Black oil sunflower seed assures that birds won’t scratch uneaten food to the ground beneath the feeder. There, squirrels, chipmunks, rats and mice can find the food and will establish a settlement nearby. Most bird feeding experts discourage using the inexpensive bird food mixes that contain wheat, sorghum, and hemp seed. These seed are not bird favorites and the birds will simply pick through what they don’t want while looking for the food they desire.
Suet attracts birds that cling to vertical surfaces: nuthatches, titmice, chickadees and woodpeckers. Thistle seed is a favorite of finches but requires a special tube with small holes to dispense the seed.
Whole and crushed peanuts attract woodpeckers, jays, chickadees, titmice, nuthatches, wrens, northern mockingbirds, brown thrashers, starlings, and pine warblers. Provide these in tube-shaped, metal mesh feeders.
Squirrels are the bane of bird feeders. I went though a half-dozen plastic and wooden feeders before I bought an Eliminator. It has a weighted, adjustable perch which allows lightweight birds to feed but slams a door over the feeding portals when a squirrel gives it a try.

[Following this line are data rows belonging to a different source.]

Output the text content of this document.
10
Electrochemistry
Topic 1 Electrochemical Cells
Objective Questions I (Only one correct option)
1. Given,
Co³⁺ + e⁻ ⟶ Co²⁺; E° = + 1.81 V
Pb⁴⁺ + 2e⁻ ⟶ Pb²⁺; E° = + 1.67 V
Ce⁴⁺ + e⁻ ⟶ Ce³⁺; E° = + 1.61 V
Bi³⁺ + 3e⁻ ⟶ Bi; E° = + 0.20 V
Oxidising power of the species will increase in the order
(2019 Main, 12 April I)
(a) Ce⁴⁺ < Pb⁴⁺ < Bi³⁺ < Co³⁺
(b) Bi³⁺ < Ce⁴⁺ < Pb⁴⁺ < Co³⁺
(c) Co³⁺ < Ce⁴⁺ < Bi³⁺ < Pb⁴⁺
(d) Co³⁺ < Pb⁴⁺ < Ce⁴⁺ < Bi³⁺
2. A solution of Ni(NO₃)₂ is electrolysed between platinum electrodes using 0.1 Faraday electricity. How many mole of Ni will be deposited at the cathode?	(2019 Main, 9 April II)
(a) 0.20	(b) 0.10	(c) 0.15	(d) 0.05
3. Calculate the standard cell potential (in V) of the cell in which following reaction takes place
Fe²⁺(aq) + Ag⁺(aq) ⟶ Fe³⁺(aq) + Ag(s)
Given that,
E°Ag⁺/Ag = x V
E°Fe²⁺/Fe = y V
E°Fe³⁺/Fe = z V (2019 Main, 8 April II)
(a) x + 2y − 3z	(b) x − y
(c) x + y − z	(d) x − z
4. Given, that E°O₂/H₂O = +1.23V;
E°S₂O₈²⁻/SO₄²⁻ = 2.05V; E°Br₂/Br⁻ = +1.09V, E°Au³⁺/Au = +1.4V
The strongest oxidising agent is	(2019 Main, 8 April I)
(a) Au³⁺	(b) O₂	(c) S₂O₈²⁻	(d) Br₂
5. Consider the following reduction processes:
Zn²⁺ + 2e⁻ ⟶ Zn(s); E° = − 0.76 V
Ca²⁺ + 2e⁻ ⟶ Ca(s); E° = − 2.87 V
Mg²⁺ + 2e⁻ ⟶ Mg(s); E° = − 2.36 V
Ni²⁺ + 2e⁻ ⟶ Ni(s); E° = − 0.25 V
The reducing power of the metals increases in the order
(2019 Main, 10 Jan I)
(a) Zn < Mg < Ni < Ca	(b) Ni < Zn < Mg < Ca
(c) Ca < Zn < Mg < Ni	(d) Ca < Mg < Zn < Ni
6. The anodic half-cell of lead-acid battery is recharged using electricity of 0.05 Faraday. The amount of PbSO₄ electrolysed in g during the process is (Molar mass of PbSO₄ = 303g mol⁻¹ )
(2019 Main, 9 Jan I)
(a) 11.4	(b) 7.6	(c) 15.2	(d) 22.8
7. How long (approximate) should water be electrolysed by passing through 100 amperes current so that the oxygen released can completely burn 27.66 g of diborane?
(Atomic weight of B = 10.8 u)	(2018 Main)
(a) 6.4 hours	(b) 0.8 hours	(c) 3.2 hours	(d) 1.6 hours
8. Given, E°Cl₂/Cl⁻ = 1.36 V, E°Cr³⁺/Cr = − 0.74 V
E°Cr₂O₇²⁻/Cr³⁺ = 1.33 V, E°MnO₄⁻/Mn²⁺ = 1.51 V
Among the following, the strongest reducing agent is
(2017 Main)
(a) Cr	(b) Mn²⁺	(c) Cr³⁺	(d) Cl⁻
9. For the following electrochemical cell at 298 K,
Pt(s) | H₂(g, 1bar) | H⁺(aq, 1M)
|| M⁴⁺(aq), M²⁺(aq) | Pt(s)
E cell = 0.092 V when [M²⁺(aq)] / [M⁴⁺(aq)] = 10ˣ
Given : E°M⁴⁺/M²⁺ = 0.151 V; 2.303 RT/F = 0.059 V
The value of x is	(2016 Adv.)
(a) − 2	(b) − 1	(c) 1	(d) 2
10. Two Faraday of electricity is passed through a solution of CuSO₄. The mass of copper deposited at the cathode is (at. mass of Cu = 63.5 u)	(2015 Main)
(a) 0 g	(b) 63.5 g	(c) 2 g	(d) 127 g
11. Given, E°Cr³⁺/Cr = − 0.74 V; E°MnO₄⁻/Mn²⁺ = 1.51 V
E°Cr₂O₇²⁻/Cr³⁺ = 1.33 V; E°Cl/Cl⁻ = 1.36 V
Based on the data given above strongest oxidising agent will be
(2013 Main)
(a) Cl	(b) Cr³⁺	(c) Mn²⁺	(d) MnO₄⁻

I recently spent several enjoyable minutes in front of a store video player watching squirrels attempt to master a Yankee Flipper ™ bird feeder. A motorized perch spins around when a squirrel grasps it. Although pricey, this feeder is guaranteed to tempt you to produce a video of “Stupid Squirrel Gymnastics”.
A squirrel tried to get into the feeder but its weight shut the feeding portals.
A suet feeder attracts woodpeckers and bluebirds by the dozens.